The team identified two classes of compounds with anti-parasitic activity in parasite-infected red blood cells. The compounds have chemical structures different from those currently used to treat malaria, which makes them promising candidates to treat drug-resistant parasites. The team will optimize the compounds for improved potency to kill the parasite in a mouse model of the disease.
Scientists also will probe the mechanism the new compounds use to kill the malaria parasite, which may help optimize the compounds and provide a means for identifying other new malaria drugs.

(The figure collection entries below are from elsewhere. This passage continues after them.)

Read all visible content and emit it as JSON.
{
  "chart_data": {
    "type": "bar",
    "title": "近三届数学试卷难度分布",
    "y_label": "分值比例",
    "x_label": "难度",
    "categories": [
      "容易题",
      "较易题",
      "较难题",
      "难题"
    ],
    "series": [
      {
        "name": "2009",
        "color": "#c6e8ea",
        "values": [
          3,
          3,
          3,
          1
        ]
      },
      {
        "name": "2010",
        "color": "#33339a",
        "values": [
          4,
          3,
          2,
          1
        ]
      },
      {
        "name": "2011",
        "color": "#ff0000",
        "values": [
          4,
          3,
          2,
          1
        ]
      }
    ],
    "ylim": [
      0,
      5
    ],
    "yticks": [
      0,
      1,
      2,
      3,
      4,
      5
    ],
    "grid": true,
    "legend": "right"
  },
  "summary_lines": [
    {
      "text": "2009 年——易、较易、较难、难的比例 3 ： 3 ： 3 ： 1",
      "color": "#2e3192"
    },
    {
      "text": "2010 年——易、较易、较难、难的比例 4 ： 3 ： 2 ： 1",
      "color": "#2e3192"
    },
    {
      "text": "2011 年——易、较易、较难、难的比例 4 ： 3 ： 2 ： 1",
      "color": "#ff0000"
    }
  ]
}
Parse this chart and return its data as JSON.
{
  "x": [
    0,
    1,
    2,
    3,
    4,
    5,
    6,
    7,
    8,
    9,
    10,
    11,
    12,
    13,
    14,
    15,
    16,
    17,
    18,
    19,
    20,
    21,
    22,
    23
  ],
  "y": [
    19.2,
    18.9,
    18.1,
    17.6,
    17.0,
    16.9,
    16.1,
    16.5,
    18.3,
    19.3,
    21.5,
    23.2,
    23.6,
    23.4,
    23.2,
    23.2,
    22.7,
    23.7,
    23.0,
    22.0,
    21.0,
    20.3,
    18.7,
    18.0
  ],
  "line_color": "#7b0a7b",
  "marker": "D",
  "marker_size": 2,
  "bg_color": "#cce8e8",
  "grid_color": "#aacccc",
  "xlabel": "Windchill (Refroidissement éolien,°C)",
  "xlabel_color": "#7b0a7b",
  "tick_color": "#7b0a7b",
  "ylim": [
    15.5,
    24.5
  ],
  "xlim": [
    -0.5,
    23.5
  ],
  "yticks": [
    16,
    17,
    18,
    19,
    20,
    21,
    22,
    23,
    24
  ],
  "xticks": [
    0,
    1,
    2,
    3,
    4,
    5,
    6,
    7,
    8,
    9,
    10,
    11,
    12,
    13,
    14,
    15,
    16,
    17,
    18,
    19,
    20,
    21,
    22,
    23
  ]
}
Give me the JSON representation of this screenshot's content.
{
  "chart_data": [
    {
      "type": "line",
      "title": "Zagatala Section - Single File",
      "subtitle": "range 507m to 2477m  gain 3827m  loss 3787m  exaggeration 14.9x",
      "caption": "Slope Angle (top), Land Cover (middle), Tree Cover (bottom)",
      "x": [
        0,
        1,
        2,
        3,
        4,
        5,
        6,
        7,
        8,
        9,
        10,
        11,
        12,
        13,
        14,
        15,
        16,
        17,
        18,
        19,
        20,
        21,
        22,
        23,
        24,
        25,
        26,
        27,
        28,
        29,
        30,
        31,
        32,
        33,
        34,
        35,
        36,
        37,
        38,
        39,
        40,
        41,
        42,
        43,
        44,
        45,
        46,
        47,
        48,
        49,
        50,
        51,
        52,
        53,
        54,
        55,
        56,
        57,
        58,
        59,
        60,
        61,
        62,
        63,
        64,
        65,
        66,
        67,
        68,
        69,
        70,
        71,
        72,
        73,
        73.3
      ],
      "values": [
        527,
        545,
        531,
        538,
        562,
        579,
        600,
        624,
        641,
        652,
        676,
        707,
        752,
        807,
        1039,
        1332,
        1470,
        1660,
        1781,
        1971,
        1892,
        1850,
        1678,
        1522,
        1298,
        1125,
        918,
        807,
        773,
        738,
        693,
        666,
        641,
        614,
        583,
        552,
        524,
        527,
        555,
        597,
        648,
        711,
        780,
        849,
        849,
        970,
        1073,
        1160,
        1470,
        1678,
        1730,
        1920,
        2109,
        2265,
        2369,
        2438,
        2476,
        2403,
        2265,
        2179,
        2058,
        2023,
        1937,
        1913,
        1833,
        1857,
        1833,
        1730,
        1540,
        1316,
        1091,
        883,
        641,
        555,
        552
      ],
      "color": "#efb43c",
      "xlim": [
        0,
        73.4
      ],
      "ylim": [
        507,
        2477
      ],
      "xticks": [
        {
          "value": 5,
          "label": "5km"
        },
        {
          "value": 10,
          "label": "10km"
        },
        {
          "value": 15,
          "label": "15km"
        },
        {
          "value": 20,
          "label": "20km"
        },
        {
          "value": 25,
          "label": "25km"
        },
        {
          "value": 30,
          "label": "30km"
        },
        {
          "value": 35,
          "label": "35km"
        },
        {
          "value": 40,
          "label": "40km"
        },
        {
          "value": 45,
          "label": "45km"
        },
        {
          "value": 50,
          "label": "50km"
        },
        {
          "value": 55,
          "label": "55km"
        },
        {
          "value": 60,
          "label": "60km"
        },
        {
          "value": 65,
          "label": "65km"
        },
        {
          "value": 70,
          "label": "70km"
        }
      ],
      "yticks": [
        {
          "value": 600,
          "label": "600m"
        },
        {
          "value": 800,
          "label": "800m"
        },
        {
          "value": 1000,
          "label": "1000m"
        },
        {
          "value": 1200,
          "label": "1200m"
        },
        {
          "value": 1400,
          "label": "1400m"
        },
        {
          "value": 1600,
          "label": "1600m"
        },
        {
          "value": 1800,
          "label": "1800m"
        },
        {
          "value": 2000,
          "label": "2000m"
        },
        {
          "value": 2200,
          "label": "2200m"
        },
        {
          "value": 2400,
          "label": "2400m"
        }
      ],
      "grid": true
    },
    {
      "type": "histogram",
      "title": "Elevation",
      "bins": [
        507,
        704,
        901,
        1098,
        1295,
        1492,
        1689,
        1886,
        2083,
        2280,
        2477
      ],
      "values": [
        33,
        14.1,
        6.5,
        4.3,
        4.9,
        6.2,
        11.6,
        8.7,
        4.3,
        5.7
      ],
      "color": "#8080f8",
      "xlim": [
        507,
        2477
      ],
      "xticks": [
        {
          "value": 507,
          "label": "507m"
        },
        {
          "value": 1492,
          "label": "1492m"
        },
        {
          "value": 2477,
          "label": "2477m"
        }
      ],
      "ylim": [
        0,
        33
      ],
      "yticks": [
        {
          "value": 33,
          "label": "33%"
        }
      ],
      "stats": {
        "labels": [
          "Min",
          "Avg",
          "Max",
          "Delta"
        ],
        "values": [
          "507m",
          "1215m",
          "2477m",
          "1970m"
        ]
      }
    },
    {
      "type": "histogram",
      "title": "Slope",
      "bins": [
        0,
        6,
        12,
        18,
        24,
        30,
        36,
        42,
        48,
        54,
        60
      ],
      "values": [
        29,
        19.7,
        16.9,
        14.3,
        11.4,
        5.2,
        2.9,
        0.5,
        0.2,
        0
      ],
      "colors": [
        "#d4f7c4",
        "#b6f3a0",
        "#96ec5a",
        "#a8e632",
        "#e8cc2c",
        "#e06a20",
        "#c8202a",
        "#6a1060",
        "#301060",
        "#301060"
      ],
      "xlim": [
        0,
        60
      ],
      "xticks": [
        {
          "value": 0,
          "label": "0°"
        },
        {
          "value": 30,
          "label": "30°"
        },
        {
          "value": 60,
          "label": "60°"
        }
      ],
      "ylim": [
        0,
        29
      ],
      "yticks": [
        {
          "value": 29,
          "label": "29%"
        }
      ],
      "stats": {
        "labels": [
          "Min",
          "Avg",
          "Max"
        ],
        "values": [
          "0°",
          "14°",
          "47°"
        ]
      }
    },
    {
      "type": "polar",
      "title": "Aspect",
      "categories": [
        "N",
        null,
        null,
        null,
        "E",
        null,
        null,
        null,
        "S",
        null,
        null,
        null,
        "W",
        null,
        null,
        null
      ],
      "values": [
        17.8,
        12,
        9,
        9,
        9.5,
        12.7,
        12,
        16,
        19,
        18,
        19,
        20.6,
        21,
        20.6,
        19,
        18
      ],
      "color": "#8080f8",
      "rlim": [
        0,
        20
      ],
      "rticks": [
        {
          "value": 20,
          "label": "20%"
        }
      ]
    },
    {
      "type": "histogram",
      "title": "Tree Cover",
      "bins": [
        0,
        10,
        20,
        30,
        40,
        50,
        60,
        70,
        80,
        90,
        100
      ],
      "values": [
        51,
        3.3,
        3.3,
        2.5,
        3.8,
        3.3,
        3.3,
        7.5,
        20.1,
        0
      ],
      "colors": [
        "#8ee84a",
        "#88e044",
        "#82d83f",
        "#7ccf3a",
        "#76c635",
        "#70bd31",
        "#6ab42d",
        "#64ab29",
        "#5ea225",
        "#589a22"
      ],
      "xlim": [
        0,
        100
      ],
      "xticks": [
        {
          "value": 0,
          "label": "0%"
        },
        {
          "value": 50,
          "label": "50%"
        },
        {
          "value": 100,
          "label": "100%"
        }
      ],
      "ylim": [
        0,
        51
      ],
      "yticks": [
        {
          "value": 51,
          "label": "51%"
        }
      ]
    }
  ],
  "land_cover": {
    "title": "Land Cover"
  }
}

For this NIH-funded research project, Meyers will collaborate with the Guangzhou Institutes of Biomedicine and Health, a Chinese center of expertise in malaria biology, drug discovery and medicinal chemistry, and the Chinese Academy of Sciences.
The National Natural Science Foundation of China is funding the Guangzhou Institutes of Biomedicine and Health and will match the National Institutes of Health's funding for SLU's Center for World Health and Medicine, which means the research project is slated to receive more than $1.1 million in funding over the next three years.
SLU's Center for World Health and Medicine, is dedicated to the discovery and development of safe, effective and affordable therapies for malaria and other diseases, especially those that afflict the poor and underserved.